Each week we'll have two or three student-lead presentations about a research paper chosen from a reading list. Occasionally, we'll include invited guest lectures by top researchers in the field. The reading list follows the weekly breakdown below:

Week 1: Introduction to the topic

Week 2: Empirical Studies of Deep Learning Phenomena

Week 3: Interpolation Regime and “Double Descent” Phenomena

Week 4: Implicit Regularization in Deep Linear Models

Week 5: Approximation Theory

Week 6: Networks in the Infinite Width Limit

Week 7: PAC-Bayes and Information Theoretic Bounds for SGD

Week 8: Discussion and Coursework Spotlight Session

## Assessment

Students will be assessed on the following basis:

- 20% for presentation/content contributed to the module: Each student will have an opportunity to present one of the recommended papers during Weeks 1-7 (30 minute slot + 10 mins Q&A). For the presentation, students should aim to communicate the core ideas behind the paper, and clearly present the results, conclusions, and future directions. Where possible, students are encouraged to comment on how the work itself fits into broader research goals.
- 10% for active participation (regular attendance and contribution to discussions during the Q&A sessions).
- 70% for a coursework report, with a word limit of 4000.
Either (1) an original research proposal/report with a
hypothesis, review of related literature, and ideally
preliminary findings, or, (2) reproduction and ideally
extension of an existing relevant paper.

Coursework reports are marked in line with general ACS guidelines, reports receiving top marks will have have demonstrable research value (contain an original research idea, extension of existing work, or a thorough reproduction effort which is valuable to the research community).

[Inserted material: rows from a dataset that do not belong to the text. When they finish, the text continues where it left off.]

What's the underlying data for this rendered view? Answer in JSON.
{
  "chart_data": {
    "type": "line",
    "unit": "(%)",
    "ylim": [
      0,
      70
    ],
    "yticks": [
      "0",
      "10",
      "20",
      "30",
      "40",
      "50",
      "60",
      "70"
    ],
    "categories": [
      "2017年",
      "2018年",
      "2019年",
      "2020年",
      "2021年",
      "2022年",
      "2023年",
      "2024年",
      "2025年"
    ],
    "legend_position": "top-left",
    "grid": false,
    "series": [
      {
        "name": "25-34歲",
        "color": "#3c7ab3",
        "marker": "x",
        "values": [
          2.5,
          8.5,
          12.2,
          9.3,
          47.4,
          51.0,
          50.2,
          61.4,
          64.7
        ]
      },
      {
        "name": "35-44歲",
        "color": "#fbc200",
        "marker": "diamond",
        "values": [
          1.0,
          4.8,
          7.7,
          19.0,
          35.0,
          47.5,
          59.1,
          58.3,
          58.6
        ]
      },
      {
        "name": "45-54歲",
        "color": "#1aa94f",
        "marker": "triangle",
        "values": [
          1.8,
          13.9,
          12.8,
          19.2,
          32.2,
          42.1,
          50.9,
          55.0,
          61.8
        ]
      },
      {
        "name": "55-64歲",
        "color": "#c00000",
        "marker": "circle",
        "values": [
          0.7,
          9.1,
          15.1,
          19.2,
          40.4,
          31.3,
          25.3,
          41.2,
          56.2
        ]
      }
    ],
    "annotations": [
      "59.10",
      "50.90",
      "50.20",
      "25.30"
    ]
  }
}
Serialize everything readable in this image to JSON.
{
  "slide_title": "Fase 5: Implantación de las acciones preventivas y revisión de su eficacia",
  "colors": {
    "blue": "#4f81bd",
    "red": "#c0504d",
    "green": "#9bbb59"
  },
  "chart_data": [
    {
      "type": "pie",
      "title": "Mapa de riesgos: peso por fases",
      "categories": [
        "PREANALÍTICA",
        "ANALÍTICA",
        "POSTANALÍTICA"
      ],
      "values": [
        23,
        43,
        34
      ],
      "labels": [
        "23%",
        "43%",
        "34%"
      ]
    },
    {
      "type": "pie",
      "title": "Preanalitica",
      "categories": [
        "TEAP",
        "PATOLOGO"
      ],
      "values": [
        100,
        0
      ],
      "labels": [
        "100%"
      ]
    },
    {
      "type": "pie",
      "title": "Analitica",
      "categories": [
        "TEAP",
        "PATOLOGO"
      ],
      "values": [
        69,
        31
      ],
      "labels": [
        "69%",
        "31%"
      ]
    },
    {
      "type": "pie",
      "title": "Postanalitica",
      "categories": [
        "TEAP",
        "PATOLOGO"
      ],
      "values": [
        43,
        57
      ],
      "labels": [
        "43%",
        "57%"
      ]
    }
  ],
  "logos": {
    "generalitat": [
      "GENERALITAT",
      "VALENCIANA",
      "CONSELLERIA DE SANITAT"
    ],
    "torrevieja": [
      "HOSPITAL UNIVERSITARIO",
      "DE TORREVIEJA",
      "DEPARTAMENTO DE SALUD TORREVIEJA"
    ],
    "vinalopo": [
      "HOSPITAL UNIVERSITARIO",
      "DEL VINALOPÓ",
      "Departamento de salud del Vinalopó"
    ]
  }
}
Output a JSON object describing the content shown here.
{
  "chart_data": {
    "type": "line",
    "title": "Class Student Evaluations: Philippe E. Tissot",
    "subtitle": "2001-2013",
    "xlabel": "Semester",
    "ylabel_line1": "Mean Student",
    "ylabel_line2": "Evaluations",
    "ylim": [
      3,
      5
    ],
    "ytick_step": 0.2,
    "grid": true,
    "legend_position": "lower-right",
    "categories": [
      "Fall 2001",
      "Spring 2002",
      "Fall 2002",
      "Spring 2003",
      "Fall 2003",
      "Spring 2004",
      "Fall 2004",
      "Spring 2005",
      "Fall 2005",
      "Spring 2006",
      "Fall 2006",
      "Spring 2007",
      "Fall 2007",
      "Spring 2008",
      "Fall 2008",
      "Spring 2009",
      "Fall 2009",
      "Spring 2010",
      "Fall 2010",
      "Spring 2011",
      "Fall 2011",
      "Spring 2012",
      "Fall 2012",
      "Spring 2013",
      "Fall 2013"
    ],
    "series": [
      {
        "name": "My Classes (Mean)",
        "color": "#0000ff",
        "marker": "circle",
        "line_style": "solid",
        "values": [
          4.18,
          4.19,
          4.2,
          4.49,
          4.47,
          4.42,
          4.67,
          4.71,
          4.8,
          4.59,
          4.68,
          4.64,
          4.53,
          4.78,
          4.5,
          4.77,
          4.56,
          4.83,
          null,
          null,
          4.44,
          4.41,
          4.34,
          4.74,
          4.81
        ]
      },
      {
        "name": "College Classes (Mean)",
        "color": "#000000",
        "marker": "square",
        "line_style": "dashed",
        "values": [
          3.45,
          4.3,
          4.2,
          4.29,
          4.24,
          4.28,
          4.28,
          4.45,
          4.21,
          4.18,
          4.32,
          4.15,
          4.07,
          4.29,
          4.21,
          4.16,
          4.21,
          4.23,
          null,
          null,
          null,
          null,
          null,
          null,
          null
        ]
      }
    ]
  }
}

Additionally, some projects will be suggested during the first weeks of the course, although students are encouraged to come up with their own ideas. Students may be required to participate in group projects, with groups of size 2-3 (the class groups will be separated). For any given project, individual contributions would be noted for assessment though a viva component.

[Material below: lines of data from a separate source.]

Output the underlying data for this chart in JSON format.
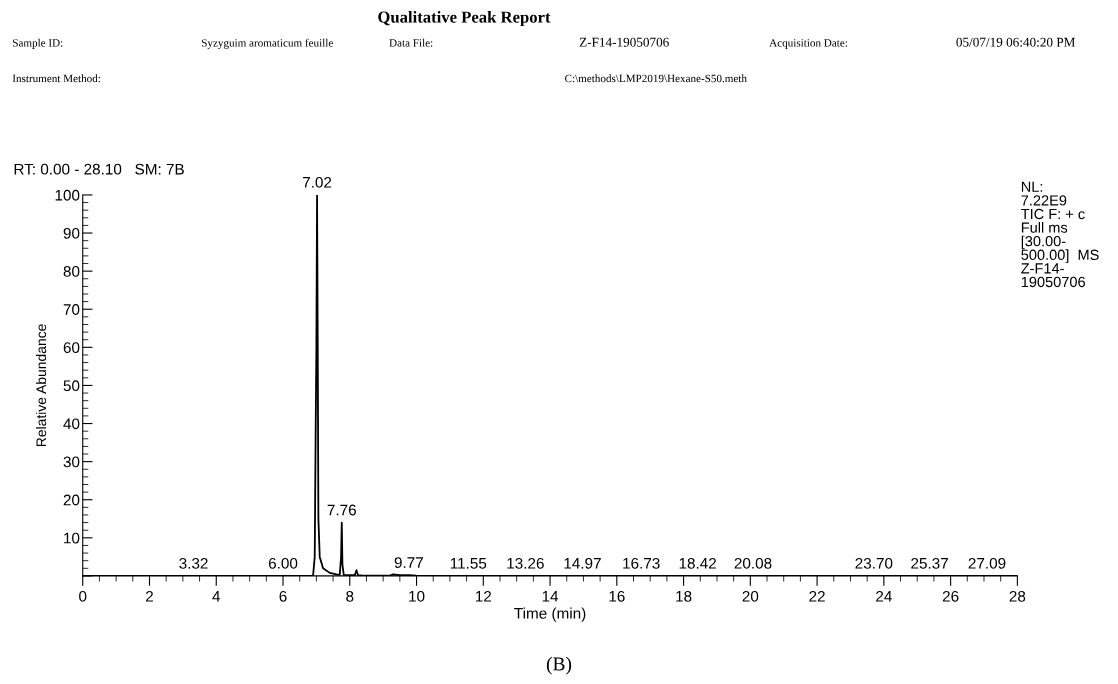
{
  "chart_data": {
    "type": "line",
    "title": "Qualitative Peak Report",
    "xlabel": "Time (min)",
    "ylabel": "Relative Abundance",
    "x": [
      0,
      3.32,
      6.0,
      6.9,
      6.95,
      6.98,
      7.0,
      7.02,
      7.04,
      7.06,
      7.1,
      7.2,
      7.4,
      7.6,
      7.7,
      7.74,
      7.76,
      7.78,
      7.82,
      8.0,
      8.15,
      8.2,
      8.25,
      8.4,
      9.2,
      9.3,
      9.5,
      9.77,
      10,
      11.55,
      13.26,
      14.97,
      16.73,
      18.42,
      20.08,
      22,
      23.7,
      25.37,
      27.09,
      28
    ],
    "series": [
      {
        "color": "#000000",
        "values": [
          0,
          0,
          0,
          0,
          5,
          40,
          60,
          100,
          60,
          15,
          5,
          2,
          0.8,
          0.4,
          0.3,
          5,
          14,
          3,
          0.3,
          0.2,
          0.2,
          1.5,
          0.2,
          0.1,
          0.1,
          0.4,
          0.2,
          0.2,
          0.1,
          0,
          0,
          0,
          0,
          0,
          0,
          0,
          0,
          0,
          0,
          0
        ]
      }
    ],
    "xlim": [
      0,
      28
    ],
    "xticks": [
      0,
      2,
      4,
      6,
      8,
      10,
      12,
      14,
      16,
      18,
      20,
      22,
      24,
      26,
      28
    ],
    "ylim": [
      0,
      100
    ],
    "yticks": [
      {
        "value": 0,
        "label": null
      },
      10,
      20,
      30,
      40,
      50,
      60,
      70,
      80,
      90,
      100
    ],
    "grid": false,
    "marker": "none",
    "line_style": "solid",
    "legend": false,
    "annotations": [
      "Sample ID:",
      "Syzyguim aromaticum feuille",
      "Data File:",
      "Z-F14-19050706",
      "Acquisition Date:",
      "05/07/19 06:40:20 PM",
      "Instrument Method:",
      "C:\\methods\\LMP2019\\Hexane-S50.meth",
      "RT: 0.00 - 28.10   SM: 7B",
      "NL:\n7.22E9\nTIC F: + c\nFull ms\n[30.00-\n500.00]  MS\nZ-F14-\n19050706",
      "(B)",
      {
        "text": "7.02",
        "x": 7.02,
        "y": 100
      },
      {
        "text": "7.76",
        "x": 7.76,
        "y": 14
      },
      {
        "text": "3.32",
        "x": 3.32,
        "y": 0
      },
      {
        "text": "6.00",
        "x": 6.0,
        "y": 0
      },
      {
        "text": "9.77",
        "x": 9.77,
        "y": 0.2
      },
      {
        "text": "11.55",
        "x": 11.55,
        "y": 0
      },
      {
        "text": "13.26",
        "x": 13.26,
        "y": 0
      },
      {
        "text": "14.97",
        "x": 14.97,
        "y": 0
      },
      {
        "text": "16.73",
        "x": 16.73,
        "y": 0
      },
      {
        "text": "18.42",
        "x": 18.42,
        "y": 0
      },
      {
        "text": "20.08",
        "x": 20.08,
        "y": 0
      },
      {
        "text": "23.70",
        "x": 23.7,
        "y": 0
      },
      {
        "text": "25.37",
        "x": 25.37,
        "y": 0
      },
      {
        "text": "27.09",
        "x": 27.09,
        "y": 0
      }
    ]
  }
}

## Relationship with related modules

This course can be considered as an advanced follow-up to the Part IIB course on Deep Neural Networks. That course introduces some high level concepts that this course significantly expands on.

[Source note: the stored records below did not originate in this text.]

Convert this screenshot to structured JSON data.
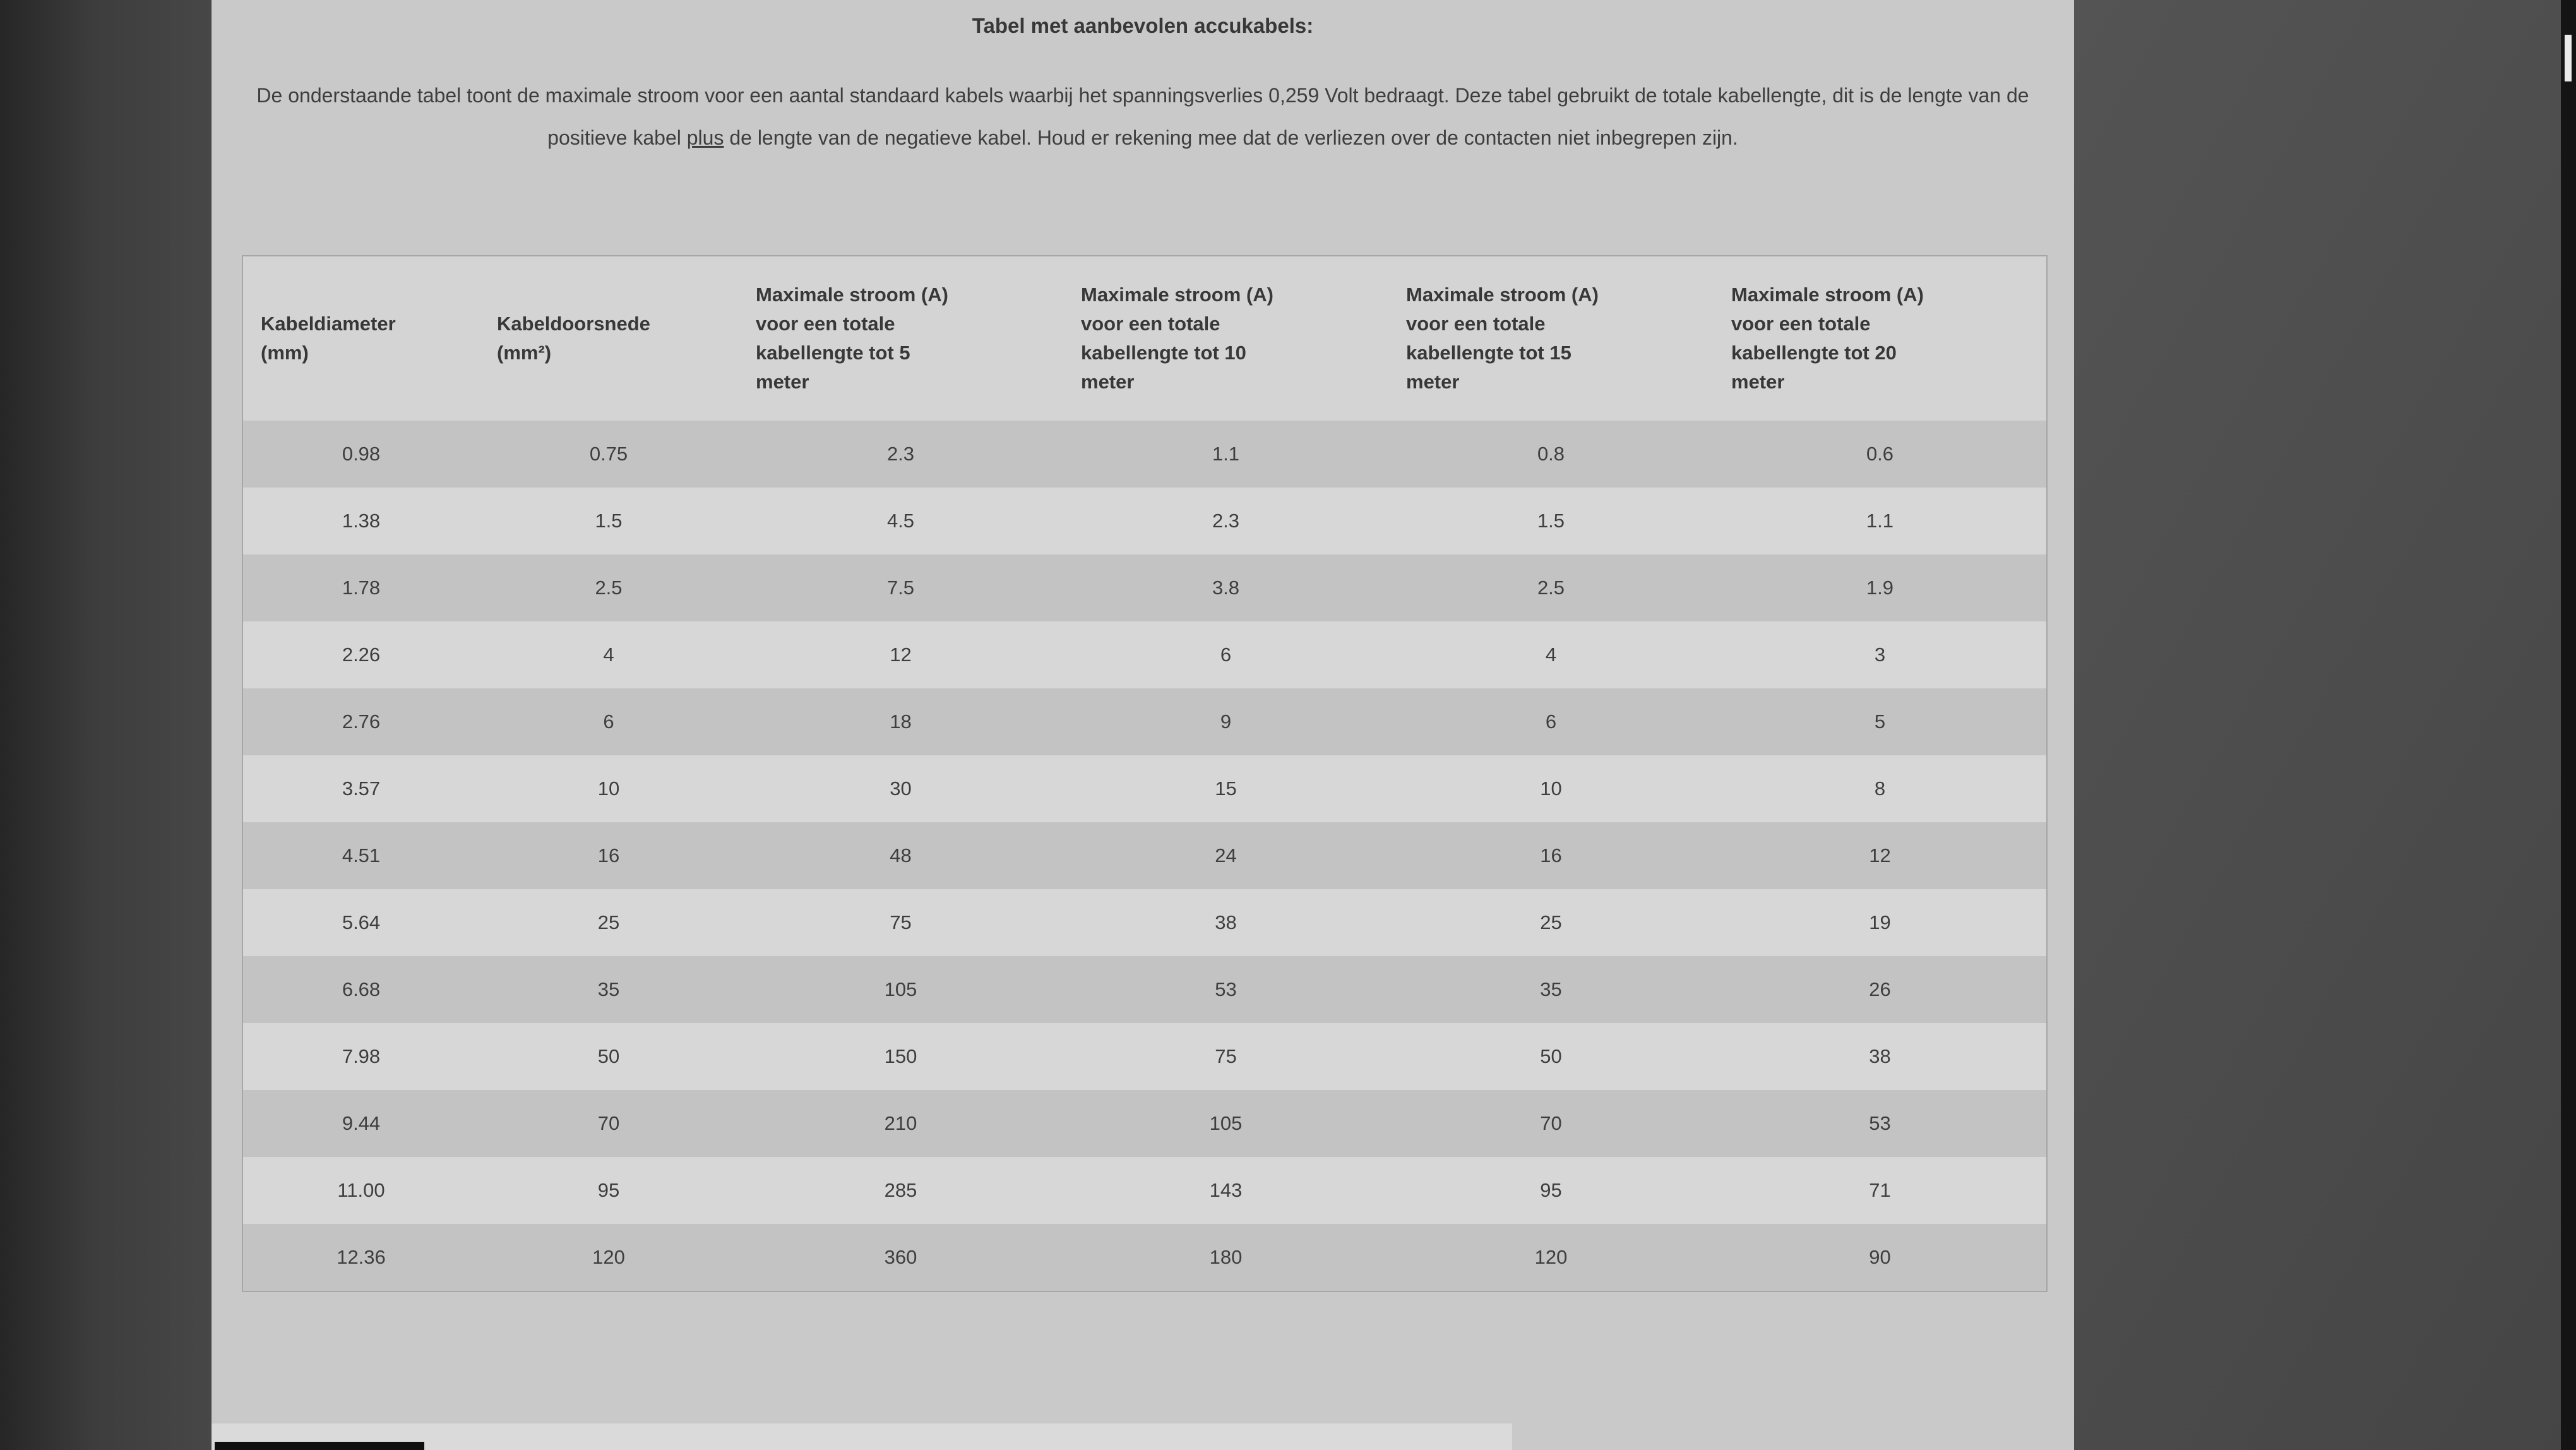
{
  "page": {
    "title": "Tabel met aanbevolen accukabels:",
    "intro": {
      "part1": "De onderstaande tabel toont de maximale stroom voor een aantal standaard kabels waarbij het spanningsverlies 0,259 Volt bedraagt.  Deze tabel gebruikt de totale kabellengte, dit is de lengte van de positieve kabel ",
      "underlined": "plus",
      "part2": " de lengte van de negatieve kabel. Houd er rekening mee dat de verliezen over de contacten niet inbegrepen zijn."
    }
  },
  "table": {
    "headers": [
      "Kabeldiameter\n(mm)",
      "Kabeldoorsnede\n(mm²)",
      "Maximale stroom (A)\nvoor een totale\nkabellengte tot 5\nmeter",
      "Maximale stroom (A)\nvoor een totale\nkabellengte tot 10\nmeter",
      "Maximale stroom (A)\nvoor een totale\nkabellengte tot 15\nmeter",
      "Maximale stroom (A)\nvoor een totale\nkabellengte tot 20\nmeter"
    ],
    "rows": [
      [
        "0.98",
        "0.75",
        "2.3",
        "1.1",
        "0.8",
        "0.6"
      ],
      [
        "1.38",
        "1.5",
        "4.5",
        "2.3",
        "1.5",
        "1.1"
      ],
      [
        "1.78",
        "2.5",
        "7.5",
        "3.8",
        "2.5",
        "1.9"
      ],
      [
        "2.26",
        "4",
        "12",
        "6",
        "4",
        "3"
      ],
      [
        "2.76",
        "6",
        "18",
        "9",
        "6",
        "5"
      ],
      [
        "3.57",
        "10",
        "30",
        "15",
        "10",
        "8"
      ],
      [
        "4.51",
        "16",
        "48",
        "24",
        "16",
        "12"
      ],
      [
        "5.64",
        "25",
        "75",
        "38",
        "25",
        "19"
      ],
      [
        "6.68",
        "35",
        "105",
        "53",
        "35",
        "26"
      ],
      [
        "7.98",
        "50",
        "150",
        "75",
        "50",
        "38"
      ],
      [
        "9.44",
        "70",
        "210",
        "105",
        "70",
        "53"
      ],
      [
        "11.00",
        "95",
        "285",
        "143",
        "95",
        "71"
      ],
      [
        "12.36",
        "120",
        "360",
        "180",
        "120",
        "90"
      ]
    ]
  },
  "colors": {
    "page_background": "#c9c9c9",
    "row_light": "#d7d7d7",
    "row_dark": "#c3c3c3",
    "text": "#3b3b3b",
    "table_border": "#a6a6a6"
  }
}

This module complements L48: Machine Learning in the Physical World and L46: Principles of Machine Learning Systems, which focus on applications and hardware/systems aspects of ML respectively.

## Recommended reading

- PNAS Colloquium on the Science of Deep Learning
- Mathematics of Machine Learning book by Marc Deisenroth, Aldo Faisal and Cheng Soon Ong.
- Probabilistic Machine Learning: An Introduction book by Kevin Murphy
- Matus Telgarsky's lecture notes on deep learning theory

These are in addition to the papers which will be discussed in the lectures.

## Further Information

Due to infectious respiratory diseases, the method of teaching for this module may be adjusted to cater for physical distancing and students who are working remotely. Unless otherwise advised, this module will be taught in person.